Immediately after that terrible tournament England made a decision. They had a World Cup at home, and they were going to win it. Andrew Strauss was put in charge of England’s elite teams and he and Eoin Morgan made a plan. Trevor Bayliss was given the job as coach because he had white ball experience. Things were going to be different.
They set this tournament as their target. But targets are one thing. Winning is something different. But here we are. England, World Cup champions.
It wasn’t easy. Losses to Pakistan, Sri Lanka and Australia in the group stage made it hard on themselves. The final itself was a roller-coaster. A tied game and a tied super over. It couldn’t have been closer, and it was a remarkable game. England may have been fortunate at times, but sport has always had an element of luck. England, the number one ranked team going into this tournament, are deserving winners.
There are so many heroes for this World Cup. Before this edition no England batsman had made more than 500 runs in a World Cup. Now England have two with both Joe Root and Jonny Bairstow going past that landmark. Before this World Cup no England bowler had ever taken more than 16 wickets. Now England have two with both Jofra Archer and Mark Wood going past this total.
Five batsmen made seven hundreds across their 11 matches, with Root and Bairstow getting two each. England passed 300 six times in the tournament. Contrast that with the 2015 edition where they managed that just twice. In the final the man of the match was Ben Stokes, a brilliant innings that saw England draw level in both the match and the super-over. He has become the cricketer so many hoped he would be.
Jofra Archer bowled five overs at the death for just 21 runs and then successfully defended 16 off the Super Over. He finishes the World Cup with 20 wickets with his stock rising even higher. He will be an England all-time great.
But one player has done as much for England as any other to give them their first men’s World Cup and has rarely been mentioned - Liam Plunkett.
There are three England bowlers with more wickets than Plunkett, but no one dismissed more top order players. The list of players who Plunkett dismissed is ridiculous. Hashim Amla. Quinton de Kock, Mushfiqur Rahim, Chris Gayle, Virat Kohli, Rishabh Pant, Hardik Pandya, Tom Latham, Kane Williamson, Henry Nichols and Jimmy Neesham. There are no bunnies in there. That is all top-order class acts.
There are a number of statistics and facts that will be poured over in the coming days, but the only three games England lost in this World Cup were the ones were Plunkett did not play should stand out. Every time he has been in England’s team they have been the victors.
On Sunday, he put in a spell of four overs for seven runs picking up two wickets. In the middle overs. The time when it is supposed to be the most difficult to pick up wickets. Despite all the talk of England winning the World Cup on the basis of their batting, Plunkett bowling his cross-seamers and slower balls have played such a huge part in their success.

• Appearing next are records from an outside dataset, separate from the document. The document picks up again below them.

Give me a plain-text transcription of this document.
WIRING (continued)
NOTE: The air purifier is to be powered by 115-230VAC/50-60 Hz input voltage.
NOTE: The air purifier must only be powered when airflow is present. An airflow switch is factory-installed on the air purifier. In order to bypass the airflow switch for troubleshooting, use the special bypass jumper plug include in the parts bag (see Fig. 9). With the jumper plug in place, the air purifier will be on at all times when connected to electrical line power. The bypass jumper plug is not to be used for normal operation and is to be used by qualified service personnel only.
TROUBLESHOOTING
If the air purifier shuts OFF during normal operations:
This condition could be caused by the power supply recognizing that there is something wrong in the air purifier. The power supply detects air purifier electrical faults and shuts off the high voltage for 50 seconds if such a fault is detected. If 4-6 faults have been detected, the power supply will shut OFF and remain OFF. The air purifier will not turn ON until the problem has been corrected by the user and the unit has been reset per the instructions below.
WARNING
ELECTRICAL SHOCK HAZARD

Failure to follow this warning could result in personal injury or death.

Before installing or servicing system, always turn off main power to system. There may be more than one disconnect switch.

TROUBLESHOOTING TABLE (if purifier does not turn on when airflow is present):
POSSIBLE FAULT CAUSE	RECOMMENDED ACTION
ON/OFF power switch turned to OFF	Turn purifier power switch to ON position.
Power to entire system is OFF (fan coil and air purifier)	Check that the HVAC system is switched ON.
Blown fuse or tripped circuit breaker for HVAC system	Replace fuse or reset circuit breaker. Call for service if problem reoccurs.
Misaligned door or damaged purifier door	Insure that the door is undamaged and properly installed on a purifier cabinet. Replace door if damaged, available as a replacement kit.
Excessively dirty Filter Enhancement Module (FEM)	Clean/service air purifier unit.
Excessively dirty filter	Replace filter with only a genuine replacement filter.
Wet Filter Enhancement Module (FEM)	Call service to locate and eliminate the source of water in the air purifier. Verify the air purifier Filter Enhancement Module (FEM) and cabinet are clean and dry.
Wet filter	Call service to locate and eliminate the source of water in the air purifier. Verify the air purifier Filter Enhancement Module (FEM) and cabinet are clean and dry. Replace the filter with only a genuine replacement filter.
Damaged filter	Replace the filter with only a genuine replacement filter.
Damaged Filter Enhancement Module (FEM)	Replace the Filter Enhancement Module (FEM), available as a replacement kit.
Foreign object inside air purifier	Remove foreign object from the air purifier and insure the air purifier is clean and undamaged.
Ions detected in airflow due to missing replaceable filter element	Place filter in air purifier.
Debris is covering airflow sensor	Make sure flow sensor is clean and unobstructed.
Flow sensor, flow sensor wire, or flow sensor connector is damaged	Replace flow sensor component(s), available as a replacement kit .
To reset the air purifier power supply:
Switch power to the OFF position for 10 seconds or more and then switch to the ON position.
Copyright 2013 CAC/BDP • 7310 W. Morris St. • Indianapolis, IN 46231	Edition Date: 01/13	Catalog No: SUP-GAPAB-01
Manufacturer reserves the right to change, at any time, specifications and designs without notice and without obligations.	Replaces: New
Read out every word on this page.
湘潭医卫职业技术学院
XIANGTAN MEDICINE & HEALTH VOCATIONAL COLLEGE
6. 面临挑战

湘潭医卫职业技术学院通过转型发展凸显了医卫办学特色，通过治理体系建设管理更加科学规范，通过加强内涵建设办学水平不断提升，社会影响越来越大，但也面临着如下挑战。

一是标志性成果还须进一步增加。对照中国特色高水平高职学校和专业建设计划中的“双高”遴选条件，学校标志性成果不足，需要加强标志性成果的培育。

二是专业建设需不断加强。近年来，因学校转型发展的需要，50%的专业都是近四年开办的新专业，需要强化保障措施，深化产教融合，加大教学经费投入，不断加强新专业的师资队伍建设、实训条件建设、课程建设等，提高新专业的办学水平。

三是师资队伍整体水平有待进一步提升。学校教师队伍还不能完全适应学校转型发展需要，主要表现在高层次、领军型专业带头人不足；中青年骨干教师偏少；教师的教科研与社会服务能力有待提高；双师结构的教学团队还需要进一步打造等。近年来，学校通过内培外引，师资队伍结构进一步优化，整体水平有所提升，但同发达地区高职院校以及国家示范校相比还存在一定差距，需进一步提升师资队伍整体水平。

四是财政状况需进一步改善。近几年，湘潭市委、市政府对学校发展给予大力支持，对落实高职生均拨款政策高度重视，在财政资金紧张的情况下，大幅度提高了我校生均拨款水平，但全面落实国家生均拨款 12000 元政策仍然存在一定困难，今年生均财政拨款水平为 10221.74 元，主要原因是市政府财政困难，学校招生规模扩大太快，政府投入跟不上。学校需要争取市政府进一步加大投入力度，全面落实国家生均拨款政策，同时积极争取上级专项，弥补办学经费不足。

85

But even picking out Plunkett for praise, despite the fact that he is so deserving of it, seems wrong, While Adil Rashid didn’t have a great World Cup but he played his part. Chris Woakes has fewer wickets than Archer and Wood but he has been vital to their success. Every member of this squad, and even players like Alex Hales who aren’t part of it, have been part of this team’s remarkable turnaround.
But all of this, the runs, the wins, the close run things in the last two ICC events. It all stems from Andrew Strauss and Eoin Morgan deciding that England would be good at white ball cricket. Sure, the players have been there for them to make it happen. But this was a dream four years ago, and a reality today. Without those men willing to try and make this a reality England would not be champions of the world.
It will take a while for this to all sink in. The word redemption will be used more than any other. But this likeable England team who play wonderfully exciting cricket have achieved what they set out to achieve.